Andrea mengangguk kecil, entah ada apa dengan bocah itu karena tadi pagi sangat cerewet ketika bersamanya. "Baiklah, biar aku yang akan bicara dengannya." Ucapnya kepada teman sejawatnya itu.
Andrea pun langsung duduk di depan bocah itu dengan senyuman masih mengembang di bibirnya. "Hai sayang, masih ingat padaku?" Tanyanya dengan lembut dan Jiro pun langsung mengangguk.
"Boleh bibi dokter bertanya sesuatu?" Ucap Andrea dan lagi-lagi bocah itu kembali mengangguk.
"Kenapa tidak mau bermain dengan yang lainnya? Apa mereka mengganggumu?" Tanya Andrea lagi.
Jiro hanya menggelengkan kepalanya tanpa berminat menjawab, wajahnya nampak muram dan datar tanpa sedikit pun ekspresi kebahagiaan.
"Baiklah jika mereka tidak mengganggumu tapi kenapa BBoy tidak mau bermain dengan mereka, mereka teman yang baik loh." Bujuk Andrea lagi dengan lembut.
"BBoy?" Jiro pun mulai membuka suaranya dengan kening berkerut menatap wanita itu.
"BBoy, brave boy. Anak laki-laki yang pemberani," terang Andrea dan itu membuat Jiro sontak mengulas senyumnya dengan lebar seakan menyukai panggilan yang di sematkan oleh wanita itu kepadanya. Ia memang anak pemberani.

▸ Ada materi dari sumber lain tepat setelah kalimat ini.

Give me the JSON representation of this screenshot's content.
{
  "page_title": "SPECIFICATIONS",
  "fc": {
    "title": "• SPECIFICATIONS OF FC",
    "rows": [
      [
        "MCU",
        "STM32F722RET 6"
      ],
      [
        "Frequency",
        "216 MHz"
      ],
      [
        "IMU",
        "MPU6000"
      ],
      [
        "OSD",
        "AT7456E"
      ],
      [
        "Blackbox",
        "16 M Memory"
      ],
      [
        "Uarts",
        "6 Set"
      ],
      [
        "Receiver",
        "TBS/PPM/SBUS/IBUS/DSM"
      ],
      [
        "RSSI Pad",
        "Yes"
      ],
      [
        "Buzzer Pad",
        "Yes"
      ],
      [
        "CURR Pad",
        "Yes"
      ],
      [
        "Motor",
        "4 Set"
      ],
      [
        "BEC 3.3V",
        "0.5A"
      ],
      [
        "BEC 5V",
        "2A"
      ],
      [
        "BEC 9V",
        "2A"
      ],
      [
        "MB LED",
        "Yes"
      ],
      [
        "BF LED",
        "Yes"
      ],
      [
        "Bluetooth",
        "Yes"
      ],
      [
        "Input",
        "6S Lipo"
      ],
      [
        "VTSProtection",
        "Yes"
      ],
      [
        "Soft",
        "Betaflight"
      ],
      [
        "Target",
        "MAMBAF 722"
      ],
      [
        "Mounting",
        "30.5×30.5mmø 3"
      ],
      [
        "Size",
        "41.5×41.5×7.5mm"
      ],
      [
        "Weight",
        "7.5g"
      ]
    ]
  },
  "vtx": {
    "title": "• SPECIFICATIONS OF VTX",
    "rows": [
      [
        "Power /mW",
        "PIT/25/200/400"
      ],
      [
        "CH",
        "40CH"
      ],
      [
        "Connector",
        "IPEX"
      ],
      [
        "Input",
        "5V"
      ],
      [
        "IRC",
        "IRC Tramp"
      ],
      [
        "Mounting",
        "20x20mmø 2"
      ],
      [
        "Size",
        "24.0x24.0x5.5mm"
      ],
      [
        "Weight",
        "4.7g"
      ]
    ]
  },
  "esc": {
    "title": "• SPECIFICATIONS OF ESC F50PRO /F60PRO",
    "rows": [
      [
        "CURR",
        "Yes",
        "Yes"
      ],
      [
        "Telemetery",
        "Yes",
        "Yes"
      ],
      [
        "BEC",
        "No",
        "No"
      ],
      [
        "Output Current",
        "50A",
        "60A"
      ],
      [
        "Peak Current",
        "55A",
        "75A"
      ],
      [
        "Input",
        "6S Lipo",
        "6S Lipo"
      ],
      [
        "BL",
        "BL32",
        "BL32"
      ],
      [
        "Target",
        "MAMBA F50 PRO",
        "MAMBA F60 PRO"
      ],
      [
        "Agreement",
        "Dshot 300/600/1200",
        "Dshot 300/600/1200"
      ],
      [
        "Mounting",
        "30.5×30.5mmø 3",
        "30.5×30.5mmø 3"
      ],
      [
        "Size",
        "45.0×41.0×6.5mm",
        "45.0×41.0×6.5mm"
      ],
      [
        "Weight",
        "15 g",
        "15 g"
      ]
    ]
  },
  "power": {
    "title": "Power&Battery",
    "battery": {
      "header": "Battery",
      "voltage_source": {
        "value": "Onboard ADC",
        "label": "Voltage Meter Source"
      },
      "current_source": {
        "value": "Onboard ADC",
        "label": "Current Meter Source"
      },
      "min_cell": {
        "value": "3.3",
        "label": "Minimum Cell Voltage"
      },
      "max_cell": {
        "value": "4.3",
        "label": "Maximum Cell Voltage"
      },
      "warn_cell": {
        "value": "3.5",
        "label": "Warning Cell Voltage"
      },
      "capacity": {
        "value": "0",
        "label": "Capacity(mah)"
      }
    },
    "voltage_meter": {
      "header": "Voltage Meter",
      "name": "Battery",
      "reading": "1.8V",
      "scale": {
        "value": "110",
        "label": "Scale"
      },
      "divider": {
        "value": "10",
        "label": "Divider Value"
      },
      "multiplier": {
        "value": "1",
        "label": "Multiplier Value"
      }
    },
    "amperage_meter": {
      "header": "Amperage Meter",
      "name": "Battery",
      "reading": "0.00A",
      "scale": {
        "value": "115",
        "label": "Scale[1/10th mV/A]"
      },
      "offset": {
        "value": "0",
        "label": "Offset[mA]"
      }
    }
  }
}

Namun tiba-tiba senyum bocah itu berangsur menyurut. "Kenapa Bibi dokter memeluk mereka semua?" Ucapnya dengan nada kurang suka.
Andrea yang mendengarnya pun nampak terkejut sekaligus gemas, entah kenapa rasa cemburu bocah itu mengingatkannya pada mantan suaminya dulu.